In order to avoid awkward silences and gaps in conversation, often we will formulate our response to someone while they’re still speaking. This, says Crouch, gets in the way of effective listening. Instead, take a pause after the speaker is finished to think about your response.
“If we want to think thoughtfully about what someone is saying, that pause can be really important to collect our thoughts, and prepare what we want to say,” says Crouch. Doing all that while the other person is speaking means you’ll inevitably miss something they’ve said.
To ensure they’re interpreting the speaker’s information correctly, good listeners practice what’s called reflective listening, which means that they avoid responding right away and instead paraphrase what was just said. This gives the speaker the opportunity to say, “Yes, you’re really hearing me,” or, “No, that’s not quite right.” Reflective listening not only shows the speaker that you’re truly engaged and interested in understanding them, but avoids the opportunity for misunderstandings.
How many times have you gone into a meeting with someone thinking you know exactly how the conversation is going to go?

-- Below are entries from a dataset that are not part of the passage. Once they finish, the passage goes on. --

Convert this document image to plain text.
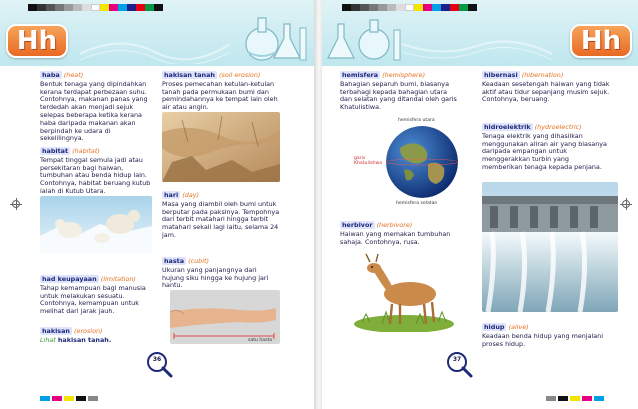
Hh
haba (heat)
Bentuk tenaga yang dipindahkan kerana terdapat perbezaan suhu. Contohnya, makanan panas yang terdedah akan menjadi sejuk selepas beberapa ketika kerana haba daripada makanan akan berpindah ke udara di sekelilingnya.
habitat (habitat)
Tempat tinggal semula jadi atau persekitaran bagi haiwan, tumbuhan atau benda hidup lain. Contohnya, habitat beruang kutub ialah di Kutub Utara.
had keupayaan (limitation)
Tahap kemampuan bagi manusia untuk melakukan sesuatu. Contohnya, kemampuan untuk melihat dari jarak jauh.
hakisan (erosion)
Lihat hakisan tanah.
hakisan tanah (soil erosion)
Proses pemecahan ketulan-ketulan tanah pada permukaan bumi dan pemindahannya ke tempat lain oleh air atau angin.
hari (day)
Masa yang diambil oleh bumi untuk berputar pada paksinya. Tempohnya dari terbit matahari hingga terbit matahari sekali lagi iaitu, selama 24 jam.
hasta (cubit)
Ukuran yang panjangnya dari hujung siku hingga ke hujung jari hantu.
satu hasta
36
Hh
hemisfera (hemisphere)
Bahagian separuh bumi, biasanya terbahagi kepada bahagian utara dan selatan yang ditandai oleh garis Khatulistiwa.
hemisfera utara
garis Khatulistiwa
hemisfera selatan
herbivor (herbivore)
Haiwan yang memakan tumbuhan sahaja. Contohnya, rusa.
hibernasi (hibernation)
Keadaan sesetengah haiwan yang tidak aktif atau tidur sepanjang musim sejuk. Contohnya, beruang.
hidroelektrik (hydroelectric)
Tenaga elektrik yang dihasilkan menggunakan aliran air yang biasanya daripada empangan untuk menggerakkan turbin yang memberikan tenaga kepada penjana.
hidup (alive)
Keadaan benda hidup yang menjalani proses hidup.
37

Perhaps you’ve already had the conversation in your head before you’ve even given the other person a chance to speak. Great listeners go into a conversation with an authentic desire to understand, rather than preconceived notions or judgments about what the other person is going to say.
“We tend to think that we understand where people are coming from before they even start speaking,” says Crouch. Great listeners, she says, have a willingness to be humble and accept that they don’t know what someone else is thinking, even if that someone else is as close to us as our spouse. Great listeners, Crouch says, let go of assumptions and put themselves in a position of being curious and open to hearing what the other person has to say.
Listening can be challenging and uncomfortable. Sometimes you’re forced to hear things that you don’t agree with. “We have a desire to step away from that discomfort by defending ourselves or offering our viewpoint,” says Crouch, but resisting the urge to interrupt is a critical skill for a good listener to adopt.
The way you position your physical self lets the speaker know whether you’re engaged in the conversation. When actively listening, lean slightly forward, make eye contact, and give the occasional nod to show you’re interested. Avoid using your body as a physical barrier by crossing your arms or covering your face with your hands.